One of Dr. Gibala’s research interests is interval training, which involves alternating periods of high-intensity activity with periods of recovery. Over a three month span, Dr. Gibala compared the data he received from two groups of individuals. Both groups participated in three cycling sessions a week, with one group exercising for 10 minutes and the other exercising for 50 minutes. Those who cycled for 10 minutes had three 20 second periods (one minute) of intense exercise interspersed throughout their session, with recovery periods that consisted of low-intensity cycling. Those who cycled for 50 minutes had to do so at a moderate level of intensity.
At the end of the three month study, Dr. Gibala found that those who had only exercised for 10 minutes reaped the same health benefits as those who had done 50 minutes. These health benefits included an increase in insulin sensitivity, as well as strengthening of one’s respiratory and muscular fitness. Both groups had also increased their level of fitness by about 20%.

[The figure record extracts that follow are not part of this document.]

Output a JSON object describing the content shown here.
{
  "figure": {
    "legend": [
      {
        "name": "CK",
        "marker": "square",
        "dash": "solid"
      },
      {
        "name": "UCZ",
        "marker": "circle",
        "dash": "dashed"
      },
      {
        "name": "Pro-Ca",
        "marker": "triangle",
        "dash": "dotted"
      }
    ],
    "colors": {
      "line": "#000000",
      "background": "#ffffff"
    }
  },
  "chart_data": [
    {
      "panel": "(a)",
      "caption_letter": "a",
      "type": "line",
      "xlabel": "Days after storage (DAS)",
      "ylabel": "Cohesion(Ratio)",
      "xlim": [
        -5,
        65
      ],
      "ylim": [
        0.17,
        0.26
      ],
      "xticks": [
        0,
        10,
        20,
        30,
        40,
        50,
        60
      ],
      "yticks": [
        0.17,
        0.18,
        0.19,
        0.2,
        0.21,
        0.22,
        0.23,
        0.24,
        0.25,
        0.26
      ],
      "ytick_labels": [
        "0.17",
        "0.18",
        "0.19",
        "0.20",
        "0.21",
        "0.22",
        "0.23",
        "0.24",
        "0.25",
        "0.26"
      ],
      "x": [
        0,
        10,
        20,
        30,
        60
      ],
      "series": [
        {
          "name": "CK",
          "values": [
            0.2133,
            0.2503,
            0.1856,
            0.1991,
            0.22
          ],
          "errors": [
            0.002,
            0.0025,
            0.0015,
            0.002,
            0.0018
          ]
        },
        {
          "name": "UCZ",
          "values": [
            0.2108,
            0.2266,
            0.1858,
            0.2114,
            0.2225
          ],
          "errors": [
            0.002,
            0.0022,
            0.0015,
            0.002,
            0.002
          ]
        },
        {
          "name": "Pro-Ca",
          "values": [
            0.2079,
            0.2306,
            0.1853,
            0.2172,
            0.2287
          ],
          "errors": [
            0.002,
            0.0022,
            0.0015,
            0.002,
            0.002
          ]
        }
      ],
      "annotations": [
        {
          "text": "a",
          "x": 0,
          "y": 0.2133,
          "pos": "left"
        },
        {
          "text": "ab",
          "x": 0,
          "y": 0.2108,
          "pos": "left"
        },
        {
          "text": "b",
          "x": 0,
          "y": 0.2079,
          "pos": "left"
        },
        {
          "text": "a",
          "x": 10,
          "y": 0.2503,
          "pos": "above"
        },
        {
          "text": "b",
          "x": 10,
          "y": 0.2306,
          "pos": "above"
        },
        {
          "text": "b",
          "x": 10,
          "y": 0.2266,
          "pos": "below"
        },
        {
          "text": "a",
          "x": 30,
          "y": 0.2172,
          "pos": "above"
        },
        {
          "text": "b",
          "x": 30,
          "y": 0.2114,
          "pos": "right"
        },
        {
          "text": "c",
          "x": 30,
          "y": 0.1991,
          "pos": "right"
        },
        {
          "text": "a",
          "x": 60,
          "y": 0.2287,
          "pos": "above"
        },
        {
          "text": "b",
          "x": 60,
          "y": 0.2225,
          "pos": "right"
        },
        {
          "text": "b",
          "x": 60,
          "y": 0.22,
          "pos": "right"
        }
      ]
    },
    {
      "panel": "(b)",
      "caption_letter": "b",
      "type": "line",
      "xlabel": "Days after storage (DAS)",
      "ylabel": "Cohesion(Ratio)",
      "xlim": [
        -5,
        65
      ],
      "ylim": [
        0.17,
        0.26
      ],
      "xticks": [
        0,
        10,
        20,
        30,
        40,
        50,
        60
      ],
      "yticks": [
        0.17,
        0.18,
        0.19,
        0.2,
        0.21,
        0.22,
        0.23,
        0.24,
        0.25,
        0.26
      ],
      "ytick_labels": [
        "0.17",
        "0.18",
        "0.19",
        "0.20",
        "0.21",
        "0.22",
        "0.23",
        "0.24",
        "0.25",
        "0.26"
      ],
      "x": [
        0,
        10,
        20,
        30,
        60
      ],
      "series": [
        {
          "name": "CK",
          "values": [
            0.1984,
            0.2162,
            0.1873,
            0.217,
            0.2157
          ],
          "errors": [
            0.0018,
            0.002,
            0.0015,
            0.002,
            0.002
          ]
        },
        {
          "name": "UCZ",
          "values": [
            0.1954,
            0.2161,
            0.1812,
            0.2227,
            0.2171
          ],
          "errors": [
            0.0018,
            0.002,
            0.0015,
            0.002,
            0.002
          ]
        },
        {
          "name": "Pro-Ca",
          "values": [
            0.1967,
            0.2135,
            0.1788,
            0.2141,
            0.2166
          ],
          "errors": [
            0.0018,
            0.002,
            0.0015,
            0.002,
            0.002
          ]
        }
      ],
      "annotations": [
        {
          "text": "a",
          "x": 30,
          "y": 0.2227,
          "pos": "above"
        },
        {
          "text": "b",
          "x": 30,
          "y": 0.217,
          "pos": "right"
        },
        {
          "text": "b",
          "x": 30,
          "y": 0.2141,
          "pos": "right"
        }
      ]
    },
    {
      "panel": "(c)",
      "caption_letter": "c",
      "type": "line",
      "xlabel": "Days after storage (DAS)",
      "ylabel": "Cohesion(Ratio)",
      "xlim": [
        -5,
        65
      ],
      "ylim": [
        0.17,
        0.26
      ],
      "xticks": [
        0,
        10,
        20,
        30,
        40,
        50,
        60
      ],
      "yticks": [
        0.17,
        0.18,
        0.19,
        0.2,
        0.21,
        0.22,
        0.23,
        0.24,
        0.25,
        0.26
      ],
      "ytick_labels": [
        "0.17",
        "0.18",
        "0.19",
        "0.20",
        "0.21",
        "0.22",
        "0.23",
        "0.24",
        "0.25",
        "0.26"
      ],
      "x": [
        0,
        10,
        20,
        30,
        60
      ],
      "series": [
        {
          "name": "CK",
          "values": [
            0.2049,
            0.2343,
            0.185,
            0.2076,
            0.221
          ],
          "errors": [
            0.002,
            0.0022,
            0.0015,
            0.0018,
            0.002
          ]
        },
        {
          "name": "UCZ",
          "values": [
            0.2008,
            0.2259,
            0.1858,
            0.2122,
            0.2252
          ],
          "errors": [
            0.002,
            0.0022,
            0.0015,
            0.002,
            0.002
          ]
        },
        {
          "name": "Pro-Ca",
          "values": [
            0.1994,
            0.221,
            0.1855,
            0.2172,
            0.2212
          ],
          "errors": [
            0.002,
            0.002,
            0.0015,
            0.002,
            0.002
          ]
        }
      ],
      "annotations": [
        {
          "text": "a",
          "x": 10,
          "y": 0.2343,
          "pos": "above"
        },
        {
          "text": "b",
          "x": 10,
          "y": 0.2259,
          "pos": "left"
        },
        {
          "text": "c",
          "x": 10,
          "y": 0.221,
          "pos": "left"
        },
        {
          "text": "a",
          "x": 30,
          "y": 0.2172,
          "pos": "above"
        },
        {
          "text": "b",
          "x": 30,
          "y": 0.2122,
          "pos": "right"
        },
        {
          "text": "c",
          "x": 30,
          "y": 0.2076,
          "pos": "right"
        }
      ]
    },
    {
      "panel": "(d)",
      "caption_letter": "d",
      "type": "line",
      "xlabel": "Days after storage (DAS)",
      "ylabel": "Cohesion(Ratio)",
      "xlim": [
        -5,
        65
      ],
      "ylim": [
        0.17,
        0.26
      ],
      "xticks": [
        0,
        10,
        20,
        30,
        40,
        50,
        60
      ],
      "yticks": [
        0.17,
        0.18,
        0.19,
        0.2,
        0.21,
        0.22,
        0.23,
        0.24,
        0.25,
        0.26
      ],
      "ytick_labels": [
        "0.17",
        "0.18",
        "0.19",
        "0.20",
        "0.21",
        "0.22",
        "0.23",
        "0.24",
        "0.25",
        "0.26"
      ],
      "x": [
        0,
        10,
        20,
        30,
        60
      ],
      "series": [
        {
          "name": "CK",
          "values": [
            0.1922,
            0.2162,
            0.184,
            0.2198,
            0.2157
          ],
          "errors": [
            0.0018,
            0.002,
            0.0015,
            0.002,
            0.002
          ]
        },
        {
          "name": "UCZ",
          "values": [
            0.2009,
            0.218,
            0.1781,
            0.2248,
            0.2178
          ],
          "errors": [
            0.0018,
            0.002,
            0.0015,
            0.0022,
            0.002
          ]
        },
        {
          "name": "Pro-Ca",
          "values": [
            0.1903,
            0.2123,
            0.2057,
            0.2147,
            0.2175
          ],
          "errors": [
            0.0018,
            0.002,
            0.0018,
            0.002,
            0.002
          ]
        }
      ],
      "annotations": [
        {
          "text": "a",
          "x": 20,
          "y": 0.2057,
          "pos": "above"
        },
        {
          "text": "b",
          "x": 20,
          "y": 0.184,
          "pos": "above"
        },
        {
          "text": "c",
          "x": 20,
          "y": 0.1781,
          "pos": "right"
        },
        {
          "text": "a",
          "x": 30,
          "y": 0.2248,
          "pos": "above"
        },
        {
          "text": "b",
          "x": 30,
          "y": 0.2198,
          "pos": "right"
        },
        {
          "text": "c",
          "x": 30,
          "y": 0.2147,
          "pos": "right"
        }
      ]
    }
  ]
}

This research is beneficial for those whose fitness regime is restricted by lack of time or endurance. For those who want to work out, but lack the stamina to last longer than 20 minutes, interval training will assist in building up your endurance. You’ll soon find that your body will be able to easily complete those 10 minutes, after which you can begin to push yourself for longer periods of time.
“Brief bouts of intense exercise can be very effective to promote health and fitness. Interval training can be applied to many different forms of exercise and it does not require specialized equipment. Repeatedly climbing a few flights of stairs is a great practical example,” Dr. Gibala noted.